Fetal gene therapy is already being done in non-human animals, presumably in preparation for phase 1 clinical trials. Gene therapy is technically more challenging than inserting a shunt to drain a hydrocephalic brain or repairing an open spine, because it entails delivering gene-carrying viruses to affected cells and not anywhere else. It is fetal medicine on a different scale.

Carson Strong, a professor of human values and ethics at the University of Tennessee Health Science Center, argues in Human Gene Therapy that a phase 1 clinical trial on human fetuses is probably too risky, because this part of the FDA drug approval process tests safety, not efficacy. The fetus likely has nothing to gain. However, Strong describes two ways to address the problem by adjusting not the benefit part of the ethical equation, but the risk: use doomed fetuses.

Why not experiment on fetuses so sick that they wouldn't survive long after birth, if they even make it that far, or on fetuses scheduled for termination? The latter were indeed used to develop amniocentesis, chorionic villus sampling, and cord blood collection, technologies that have benefitted many. Using these fetuses without a future, Strong suggests, offers the possibility of examining their tissues to track the gene therapy. I envision the sliced eyeballs of some of the dogs in my gene therapy book, a necessity before people with Leber congenital amaurosis received the gift of sight.

Correcting a genetic defect before birth sounds like a great idea, but I'm uncomfortable with how we get there. At the risk of sounding pro-life, I do not think that fetuses in utero – unable to live ex utero, yet metabolizing, transcribing genes, their neurons firing and muscles contracting – should be subject to such experimentation, even if doing so could ultimately save lives.

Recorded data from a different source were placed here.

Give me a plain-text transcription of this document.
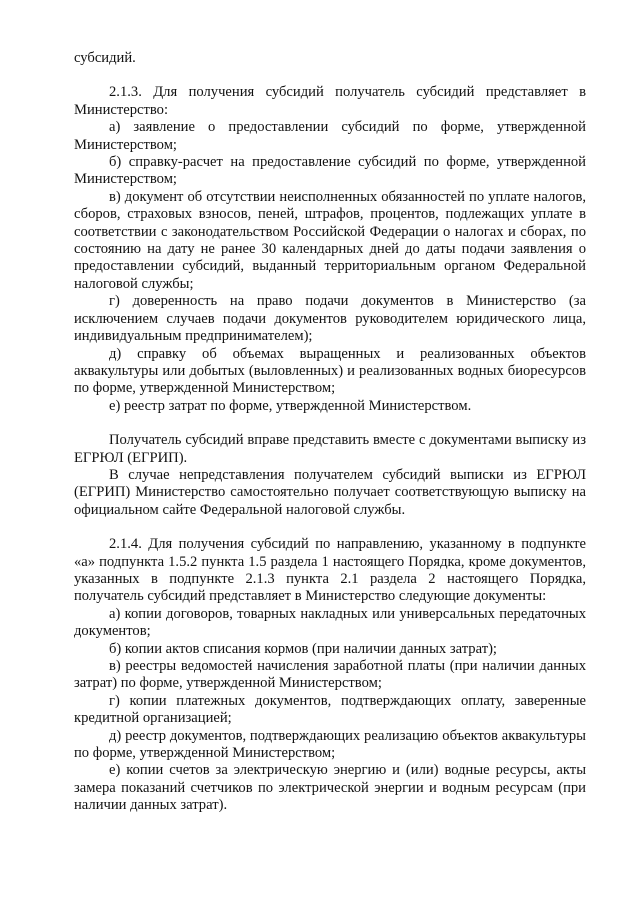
субсидий.

2.1.3. Для получения субсидий получатель субсидий представляет в Министерство:

а) заявление о предоставлении субсидий по форме, утвержденной Министерством;

б) справку-расчет на предоставление субсидий по форме, утвержденной Министерством;

в) документ об отсутствии неисполненных обязанностей по уплате налогов, сборов, страховых взносов, пеней, штрафов, процентов, подлежащих уплате в соответствии с законодательством Российской Федерации о налогах и сборах, по состоянию на дату не ранее 30 календарных дней до даты подачи заявления о предоставлении субсидий, выданный территориальным органом Федеральной налоговой службы;

г) доверенность на право подачи документов в Министерство (за исключением случаев подачи документов руководителем юридического лица, индивидуальным предпринимателем);

д) справку об объемах выращенных и реализованных объектов аквакультуры или добытых (выловленных) и реализованных водных биоресурсов по форме, утвержденной Министерством;

е) реестр затрат по форме, утвержденной Министерством.

Получатель субсидий вправе представить вместе с документами выписку из ЕГРЮЛ (ЕГРИП).

В случае непредставления получателем субсидий выписки из ЕГРЮЛ (ЕГРИП) Министерство самостоятельно получает соответствующую выписку на официальном сайте Федеральной налоговой службы.

2.1.4. Для получения субсидий по направлению, указанному в подпункте «а» подпункта 1.5.2 пункта 1.5 раздела 1 настоящего Порядка, кроме документов, указанных в подпункте 2.1.3 пункта 2.1 раздела 2 настоящего Порядка, получатель субсидий представляет в Министерство следующие документы:

а) копии договоров, товарных накладных или универсальных передаточных документов;

б) копии актов списания кормов (при наличии данных затрат);

в) реестры ведомостей начисления заработной платы (при наличии данных затрат) по форме, утвержденной Министерством;

г) копии платежных документов, подтверждающих оплату, заверенные кредитной организацией;

д) реестр документов, подтверждающих реализацию объектов аквакультуры по форме, утвержденной Министерством;

е) копии счетов за электрическую энергию и (или) водные ресурсы, акты замера показаний счетчиков по электрической энергии и водным ресурсам (при наличии данных затрат).
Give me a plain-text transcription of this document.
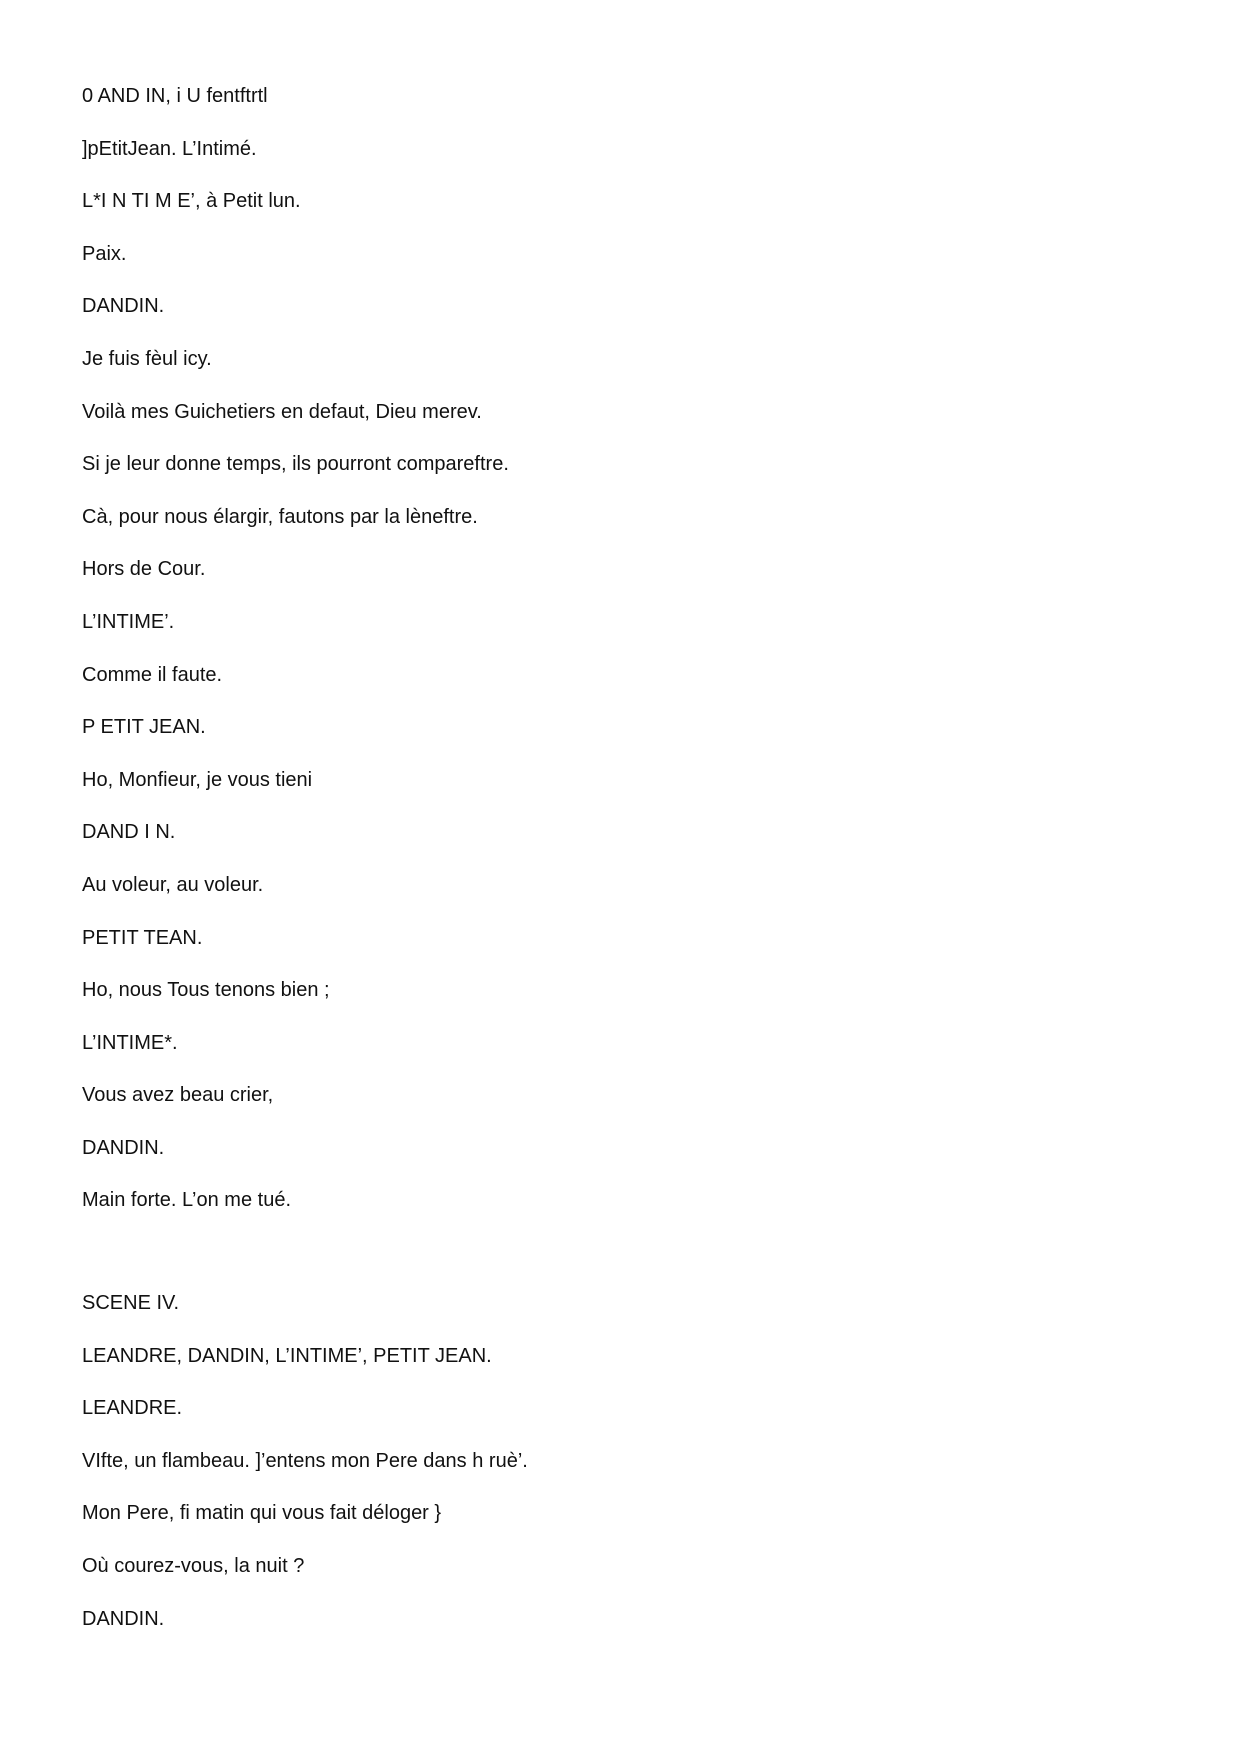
0 AND IN, i U fentftrtl
]pEtitJean. L’Intimé.
L*I N TI M E’, à Petit lun.
Paix.
DANDIN.
Je fuis fèul icy.
Voilà mes Guichetiers en defaut, Dieu merev.
Si je leur donne temps, ils pourront compareftre.
Cà, pour nous élargir, fautons par la lèneftre.
Hors de Cour.
L’INTIME’.
Comme il faute.
P ETIT JEAN.
Ho, Monfieur, je vous tieni
DAND I N.
Au voleur, au voleur.
PETIT TEAN.
Ho, nous Tous tenons bien ;
L’INTIME*.
Vous avez beau crier,
DANDIN.
Main forte. L’on me tué.
SCENE IV.
LEANDRE, DANDIN, L’INTIME’, PETIT JEAN.
LEANDRE.
VIfte, un flambeau. ]’entens mon Pere dans h ruè’.
Mon Pere, fi matin qui vous fait déloger }
Où courez-vous, la nuit ?
DANDIN.
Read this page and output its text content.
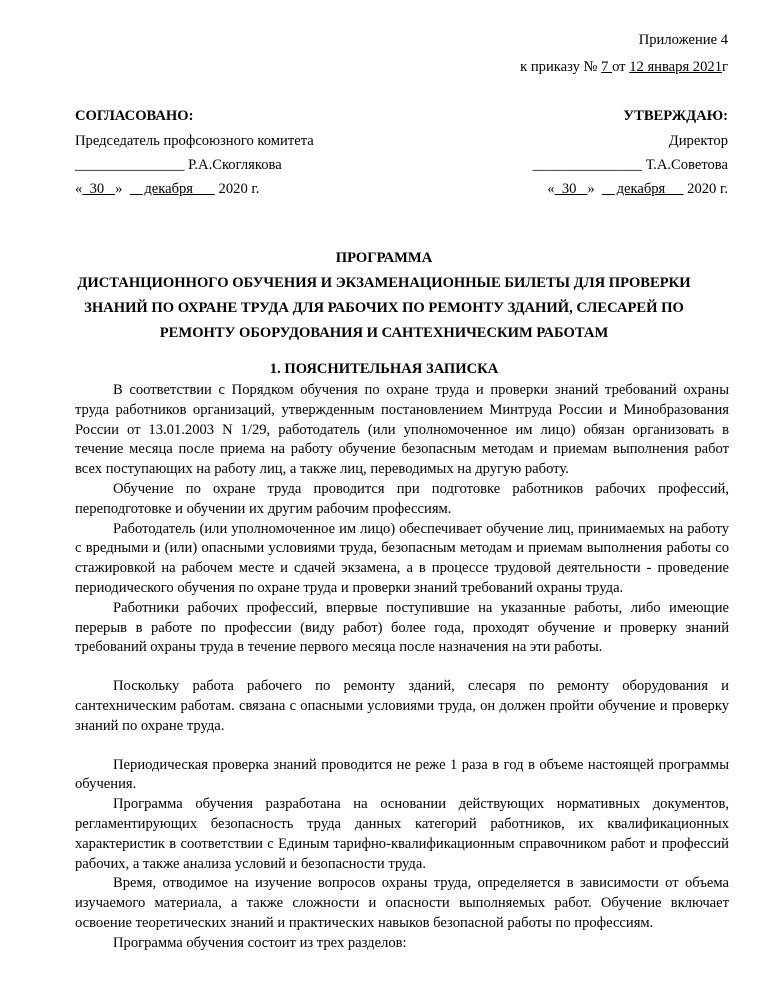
Приложение 4
к приказу № 7 от 12 января 2021г
СОГЛАСОВАНО:	УТВЕРЖДАЮ:
Председатель профсоюзного комитета	Директор
_______________ Р.А.Скоглякова	_______________ Т.А.Советова
«  30   »      декабря       2020 г.	«  30   »      декабря      2020 г.
ПРОГРАММА
ДИСТАНЦИОННОГО ОБУЧЕНИЯ И ЭКЗАМЕНАЦИОННЫЕ БИЛЕТЫ ДЛЯ ПРОВЕРКИ
ЗНАНИЙ ПО ОХРАНЕ ТРУДА ДЛЯ РАБОЧИХ ПО РЕМОНТУ ЗДАНИЙ, СЛЕСАРЕЙ ПО
РЕМОНТУ ОБОРУДОВАНИЯ И САНТЕХНИЧЕСКИМ РАБОТАМ
1. ПОЯСНИТЕЛЬНАЯ ЗАПИСКА

В соответствии с Порядком обучения по охране труда и проверки знаний требований охраны труда работников организаций, утвержденным постановлением Минтруда России и Минобразования России от 13.01.2003 N 1/29, работодатель (или уполномоченное им лицо) обязан организовать в течение месяца после приема на работу обучение безопасным методам и приемам выполнения работ всех поступающих на работу лиц, а также лиц, переводимых на другую работу.

Обучение по охране труда проводится при подготовке работников рабочих профессий, переподготовке и обучении их другим рабочим профессиям.

Работодатель (или уполномоченное им лицо) обеспечивает обучение лиц, принимаемых на работу с вредными и (или) опасными условиями труда, безопасным методам и приемам выполнения работы со стажировкой на рабочем месте и сдачей экзамена, а в процессе трудовой деятельности - проведение периодического обучения по охране труда и проверки знаний требований охраны труда.

Работники рабочих профессий, впервые поступившие на указанные работы, либо имеющие перерыв в работе по профессии (виду работ) более года, проходят обучение и проверку знаний требований охраны труда в течение первого месяца после назначения на эти работы.

Поскольку работа рабочего по ремонту зданий, слесаря по ремонту оборудования и сантехническим работам. связана с опасными условиями труда, он должен пройти обучение и проверку знаний по охране труда.

Периодическая проверка знаний проводится не реже 1 раза в год в объеме настоящей программы обучения.

Программа обучения разработана на основании действующих нормативных документов, регламентирующих безопасность труда данных категорий работников, их квалификационных характеристик в соответствии с Единым тарифно-квалификационным справочником работ и профессий рабочих, а также анализа условий и безопасности труда.

Время, отводимое на изучение вопросов охраны труда, определяется в зависимости от объема изучаемого материала, а также сложности и опасности выполняемых работ. Обучение включает освоение теоретических знаний и практических навыков безопасной работы по профессиям.

Программа обучения состоит из трех разделов:
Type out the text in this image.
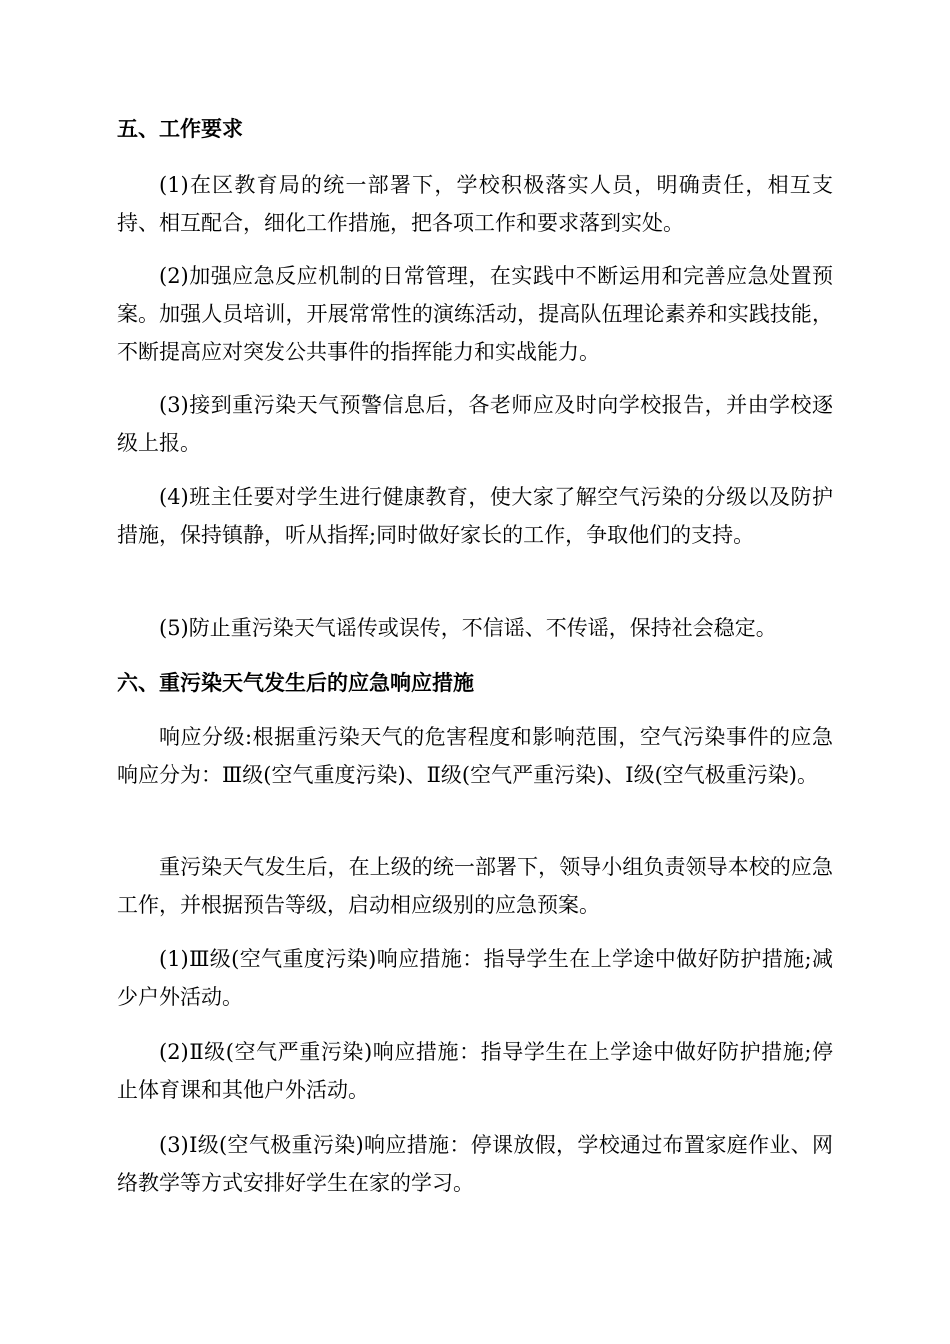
五、工作要求

(1)在区教育局的统一部署下，学校积极落实人员，明确责任，相互支持、相互配合，细化工作措施，把各项工作和要求落到实处。

(2)加强应急反应机制的日常管理，在实践中不断运用和完善应急处置预案。加强人员培训，开展常常性的演练活动，提高队伍理论素养和实践技能，不断提高应对突发公共事件的指挥能力和实战能力。

(3)接到重污染天气预警信息后，各老师应及时向学校报告，并由学校逐级上报。

(4)班主任要对学生进行健康教育，使大家了解空气污染的分级以及防护措施，保持镇静，听从指挥;同时做好家长的工作，争取他们的支持。

(5)防止重污染天气谣传或误传，不信谣、不传谣，保持社会稳定。

六、重污染天气发生后的应急响应措施

响应分级:根据重污染天气的危害程度和影响范围，空气污染事件的应急响应分为：Ⅲ级(空气重度污染)、Ⅱ级(空气严重污染)、Ⅰ级(空气极重污染)。

重污染天气发生后，在上级的统一部署下，领导小组负责领导本校的应急工作，并根据预告等级，启动相应级别的应急预案。

(1)Ⅲ级(空气重度污染)响应措施：指导学生在上学途中做好防护措施;减少户外活动。

(2)Ⅱ级(空气严重污染)响应措施：指导学生在上学途中做好防护措施;停止体育课和其他户外活动。

(3)Ⅰ级(空气极重污染)响应措施：停课放假，学校通过布置家庭作业、网络教学等方式安排好学生在家的学习。
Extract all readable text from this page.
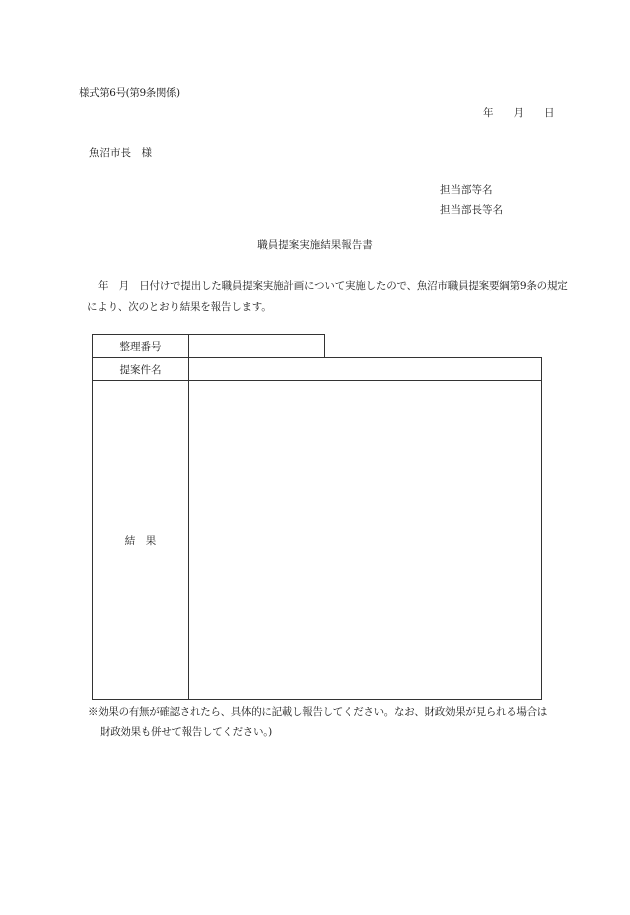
様式第6号(第9条関係)
年 月 日
魚沼市長　様
担当部等名
担当部長等名
職員提案実施結果報告書
年　月　日付けで提出した職員提案実施計画について実施したので、魚沼市職員提案要綱第9条の規定により、次のとおり結果を報告します。
整理番号
提案件名
結　果
※効果の有無が確認されたら、具体的に記載し報告してください。なお、財政効果が見られる場合は
財政効果も併せて報告してください。)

It isn't the idea of "therapeutic misconception" – expecting phase 1 trials to debut miracle cures – that bothers me. Instead, I sense a more fundamental disconnect: the healing intent of gene therapy coupled with the difficult decision to end a pregnancy.

The situation isn't the same as studying development gone awry in extra embryos genetically destined for disease, the "leftovers" of couples selecting embryos that escaped a family disease. That's not an intervention, it's observation. And it happens during the first two weeks of the prenatal period, before the notochord has appeared and certainly before it has blossomed into a nervous system. Early embryos and fetuses are part of a continuum, yes, but in terms of what they can and cannot possibly feel, they are not the same.

To paraphrase the mathematician Ian Malcolm in Jurassic Park: just because we can doesn't mean we should. Let's focus gene therapy research on children who need it now.